1. Ausgangslage: Ein Zusammenschluss mit Schönwetter-Rhetorik

Als die Fusion zwischen OSFIN und FINcontrol Suisse AG zur neuen OSFINcontrol AG bekannt gegeben wurde, war die Tonalität optimistisch. Von „Synergien“, „Effizienz“ und „Vereinfachung“ war die Rede. Auch InPaSu begrüsste den Zusammenschluss zunächst, da eine grössere AO mit mehr Ressourcen theoretisch eine Entlastung für kleine Institute hätte bringen können. Doch die Ernüchterung folgte rasch: Die Kommunikation war widersprüchlich, und zum Zeitpunkt der ersten öffentlichen Mitteilungen war noch unklar, ob die Fusion von der FINMA formell bewilligt oder lediglich angezeigt worden war. Eine offizielle Bestätigung lag nicht vor – was in der Branche zu Verunsicherung führte.

2. Kostenexplosion statt Vereinfachung

Mit der Fusion übernahm OSFINcontrol das bisherige Gebührenreglement der FINcontrol Suisse AG praktisch unverändert. Was auf dem Papier nach Kontinuität aussah, bedeutete in der Praxis für die ehemaligen OSFIN-Mitglieder eine Kostensteigerungen von 70 % bis über 300 %.

Der bisherige, auf tatsächlichem Aufwand basierende Ansatz von OSFIN (CHF 250/h) wurde durch eine jährliche Aufsichtspauschale von CHF 1’600 ersetzt – unabhängig davon, ob im jeweiligen Jahr eine Vor-Ort-Prüfung stattfindet oder nicht. Hinzu kommen vermögensabhängige Zuschläge und separate Gebühren der Auditoren.

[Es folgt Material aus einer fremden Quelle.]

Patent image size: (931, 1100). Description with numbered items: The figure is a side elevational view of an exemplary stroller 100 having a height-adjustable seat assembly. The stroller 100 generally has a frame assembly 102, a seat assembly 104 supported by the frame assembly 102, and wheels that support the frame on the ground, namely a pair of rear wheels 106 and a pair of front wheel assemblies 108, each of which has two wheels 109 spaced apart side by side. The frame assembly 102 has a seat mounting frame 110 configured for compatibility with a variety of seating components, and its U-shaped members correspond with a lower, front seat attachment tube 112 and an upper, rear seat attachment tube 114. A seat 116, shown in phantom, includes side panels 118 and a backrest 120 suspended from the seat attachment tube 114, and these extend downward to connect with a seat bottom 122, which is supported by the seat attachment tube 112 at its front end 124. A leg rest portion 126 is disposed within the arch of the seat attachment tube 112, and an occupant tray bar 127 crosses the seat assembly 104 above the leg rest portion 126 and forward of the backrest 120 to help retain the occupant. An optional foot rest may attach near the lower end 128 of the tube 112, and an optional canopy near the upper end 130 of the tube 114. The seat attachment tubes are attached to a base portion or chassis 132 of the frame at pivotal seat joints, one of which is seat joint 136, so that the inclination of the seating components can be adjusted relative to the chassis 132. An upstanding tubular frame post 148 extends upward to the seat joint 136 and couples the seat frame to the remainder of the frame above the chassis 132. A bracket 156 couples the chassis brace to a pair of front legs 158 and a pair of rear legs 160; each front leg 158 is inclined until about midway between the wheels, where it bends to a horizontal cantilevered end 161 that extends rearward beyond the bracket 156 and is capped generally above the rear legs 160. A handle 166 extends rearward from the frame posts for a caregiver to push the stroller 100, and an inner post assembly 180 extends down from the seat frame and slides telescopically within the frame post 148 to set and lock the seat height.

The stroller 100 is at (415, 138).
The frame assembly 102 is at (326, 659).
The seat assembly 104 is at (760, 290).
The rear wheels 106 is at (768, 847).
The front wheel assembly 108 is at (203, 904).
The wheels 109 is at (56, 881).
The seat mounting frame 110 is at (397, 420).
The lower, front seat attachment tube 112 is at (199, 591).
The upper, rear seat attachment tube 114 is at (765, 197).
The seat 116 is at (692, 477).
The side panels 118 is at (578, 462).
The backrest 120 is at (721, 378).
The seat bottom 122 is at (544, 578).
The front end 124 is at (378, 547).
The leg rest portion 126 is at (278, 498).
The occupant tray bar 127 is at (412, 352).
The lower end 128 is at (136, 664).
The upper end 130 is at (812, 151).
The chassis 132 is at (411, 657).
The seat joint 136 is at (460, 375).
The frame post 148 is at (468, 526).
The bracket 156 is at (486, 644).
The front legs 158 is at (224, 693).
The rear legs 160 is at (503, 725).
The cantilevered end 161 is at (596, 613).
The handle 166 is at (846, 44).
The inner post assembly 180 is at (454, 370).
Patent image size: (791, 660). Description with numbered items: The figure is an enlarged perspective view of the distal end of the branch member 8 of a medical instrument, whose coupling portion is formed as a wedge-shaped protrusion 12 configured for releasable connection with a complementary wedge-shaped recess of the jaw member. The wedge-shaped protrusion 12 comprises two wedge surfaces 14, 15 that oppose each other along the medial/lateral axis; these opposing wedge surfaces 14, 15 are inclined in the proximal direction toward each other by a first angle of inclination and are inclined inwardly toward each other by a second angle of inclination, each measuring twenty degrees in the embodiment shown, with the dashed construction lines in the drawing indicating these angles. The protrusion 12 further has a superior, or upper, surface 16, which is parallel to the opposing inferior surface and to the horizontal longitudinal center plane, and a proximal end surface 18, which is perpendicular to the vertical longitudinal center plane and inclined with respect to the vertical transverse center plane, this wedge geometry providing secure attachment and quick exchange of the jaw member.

„Viele kleinere Institute bezahlen nun jedes Jahr eine Pauschale, obwohl in ihrem Fall kaum Aufsichtsaufwand besteht. Das ist keine Vereinfachung, sondern eine verdeckte Preiserhöhung“, 

stellt Roger Fromm, Präsident von InPaSu klar.

„Erst durch unsere öffentliche Berichterstattung wurde den betroffenen Vermögensverwaltern überhaupt bewusst, dass sich ihre jährlichen Kosten mehr als verdoppeln.“

Der von InPaSu entwickelte Online-Rechner (verfügbar auf iguv.ch/ao-vergleich/) zeigt die Mehrbelastung für jede Kosten- und Vermögensklasse transparent auf. Kein Einwand von OSFINcontrol gegen die Berechnungen wurde bisher erhoben.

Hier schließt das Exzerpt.